Shinjō Domain (新庄藩 Shinjō-han?) was a Japanese domain of the Edo period, located in Dewa Province Japan and ruled by the Tozawa clan. It was centered on Shinjō Castle in what is now the city of Shinjō, Yamagata and occupied all of what is now Mogami District with 86 villages and part of Kitamurayama District with 16 villages in modern-day Yamagata Prefecture.


Much of Dewa Province was controlled by the powerful Mogami clan during the Sengoku period. The Mogami established a subsidiary holding centered on Sakanobe Castle in what is now Mamurogawa, Yamagata based on the Sengoku period foundations of a structure erected by the Onodera clan.

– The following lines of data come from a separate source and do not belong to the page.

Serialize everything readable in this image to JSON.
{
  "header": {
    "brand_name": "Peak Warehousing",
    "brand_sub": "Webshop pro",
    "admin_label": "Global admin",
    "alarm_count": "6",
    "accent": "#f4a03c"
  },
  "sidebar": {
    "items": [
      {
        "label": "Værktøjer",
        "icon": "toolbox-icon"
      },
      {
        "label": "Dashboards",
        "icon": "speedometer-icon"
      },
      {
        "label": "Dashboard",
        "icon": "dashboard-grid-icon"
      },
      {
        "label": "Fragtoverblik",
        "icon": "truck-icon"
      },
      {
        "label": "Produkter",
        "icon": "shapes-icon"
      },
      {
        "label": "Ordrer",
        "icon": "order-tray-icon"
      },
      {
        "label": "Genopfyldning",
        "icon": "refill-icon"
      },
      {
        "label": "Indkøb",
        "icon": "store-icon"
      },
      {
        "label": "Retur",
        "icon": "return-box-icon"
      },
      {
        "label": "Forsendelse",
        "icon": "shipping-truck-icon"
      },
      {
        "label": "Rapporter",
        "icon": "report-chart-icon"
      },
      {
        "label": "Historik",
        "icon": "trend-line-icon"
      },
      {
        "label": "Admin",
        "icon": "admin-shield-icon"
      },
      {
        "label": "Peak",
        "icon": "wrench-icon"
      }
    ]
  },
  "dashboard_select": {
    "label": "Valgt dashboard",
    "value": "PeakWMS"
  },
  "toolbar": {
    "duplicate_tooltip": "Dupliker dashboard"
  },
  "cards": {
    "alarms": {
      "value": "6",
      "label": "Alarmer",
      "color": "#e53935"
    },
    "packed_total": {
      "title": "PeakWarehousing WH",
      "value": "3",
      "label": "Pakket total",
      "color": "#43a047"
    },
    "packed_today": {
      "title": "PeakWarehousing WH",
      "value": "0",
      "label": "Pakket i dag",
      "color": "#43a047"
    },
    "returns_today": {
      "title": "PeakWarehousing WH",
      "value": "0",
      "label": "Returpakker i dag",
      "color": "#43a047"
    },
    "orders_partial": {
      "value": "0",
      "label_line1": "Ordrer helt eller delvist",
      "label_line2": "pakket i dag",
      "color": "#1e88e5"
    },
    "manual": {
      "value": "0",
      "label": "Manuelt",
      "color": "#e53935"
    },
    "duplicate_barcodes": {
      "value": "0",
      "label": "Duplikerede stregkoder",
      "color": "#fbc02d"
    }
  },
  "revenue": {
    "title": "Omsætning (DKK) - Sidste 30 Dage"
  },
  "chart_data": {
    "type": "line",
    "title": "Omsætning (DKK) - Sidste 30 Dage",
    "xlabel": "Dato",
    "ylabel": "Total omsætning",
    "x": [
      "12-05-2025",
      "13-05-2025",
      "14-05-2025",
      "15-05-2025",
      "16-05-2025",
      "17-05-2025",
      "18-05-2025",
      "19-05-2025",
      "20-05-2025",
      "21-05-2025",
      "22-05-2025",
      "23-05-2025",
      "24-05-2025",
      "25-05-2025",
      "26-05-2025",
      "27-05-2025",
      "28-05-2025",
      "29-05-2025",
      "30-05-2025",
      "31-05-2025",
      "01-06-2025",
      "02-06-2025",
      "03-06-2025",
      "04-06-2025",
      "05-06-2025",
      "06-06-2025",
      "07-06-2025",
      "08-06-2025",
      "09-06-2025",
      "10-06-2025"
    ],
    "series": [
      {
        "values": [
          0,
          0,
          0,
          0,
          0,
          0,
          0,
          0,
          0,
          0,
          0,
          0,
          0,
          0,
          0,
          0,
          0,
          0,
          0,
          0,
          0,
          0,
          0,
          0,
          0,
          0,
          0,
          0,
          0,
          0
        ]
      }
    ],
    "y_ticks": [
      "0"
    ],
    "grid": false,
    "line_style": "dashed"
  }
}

However, the Mogami were dispossessed by the Tokugawa shogunate in 1622, with the majority of their holdings going to the Satake clan, who were transferred from Hitachi Province to their new (and much smaller) holdings at Kubota Domain.

Tozawa Moriyasu, a relatively minor daimyo originally from Kakunodate in Dewa Province served Toyotomi Hideyoshi at the Battle of Odawara in 1590; however, he fell ill and died shortly thereafter. His son, Tozawa Masamori sided with Tokugawa Ieyasu at the Battle of Sekigahara, and was eventually promoted to the status of a 40,000 koku daimyo, at Hitachi-Matsuoka Domain in Hitachi Province. When the Mogami were dispossessed, the Tokugawa shogunate transferred him from Hitachi to the newly created Shinjō Domain, and increased his revenues to 60,000 koku, where his descendants ruled for 11 generations to the Meiji restoration.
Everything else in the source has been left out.